Saturday, February 7, 2015

Resigning from Morris dance

January 24 I re-dedicated myself to druidry and began daily practice of meditation and movement (well, I did it 12 of the past 14 day).

February 2, I changed my Facebook cover photo from my Morris dance hat (I was wearing it at the time, but the main focus of the photo was on the hat, not on the rest of me) to apples hanging from an apple tree.

Those were the things I needed to do to lay the foundation.

I've been thinking about quitting Morris dance for a long time.  I know I told my aunt I might quit soon last May.  I don't think that was the first time I thought I bought quitting. 

With the druidry and the apples, I was free.  I didn't need to cling to Morris dance as the only meaningful thing in my life.

February 4 at midday was the first tai chi class in two months -- the class had been on hiatus for winter break.  I was exhausted afterwards.

February 4 in the evening was Morris dance practice.  My car was surrounded by a pile of snow that would have to be shoveled.

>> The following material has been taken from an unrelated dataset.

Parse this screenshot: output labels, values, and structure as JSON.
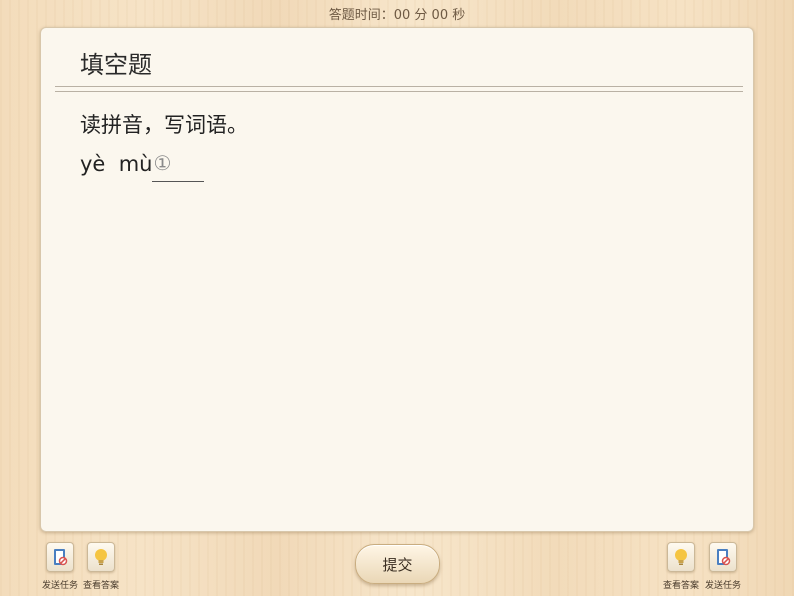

I couldn't bear it.  I was exhausted.  I couldn't bear to shovel the snow, let alone go out after shoveling. 

Finally, I plucked up my courage and resigned from Morris dance.

It was hard because I had to tell the people I was resigning.  It would have been easier if I could have just stopped showing up when I didn't feel like showing up. 

There are people who do a lot more activities than I do.  Some of the Morris dancers do a lot more things besides Morris dance. 

I feel like I should be able to do lots of stuff too.

I'm not other people.  I have to follow my own pace.

There's an expression "his eyes are bigger than his stomach," for someone who puts too much cake on their plate.  That's what I'm like with activities.  I'm eager to do it all.  I keep thinking, "Now that I've quit Morris dance, I can..."  I want to attend a Unitarian Universalist chuch, attend the Dances of Universal Peace, volunteer at the historical society, take institutional research classes, take library science classes, learn skate skiing, go on retreats, learn to play musical instruments, take Nia, visit the two small cities in which I dream of living, and visit my relatives. 

But first, I need to build my foundation.  I need to go to bed early, meditate, go on nature walks, read spiritual books.  I need to establish that solid foundation.  Then I can slowly add activities, but only to the extent that they don't interfere with that foundation.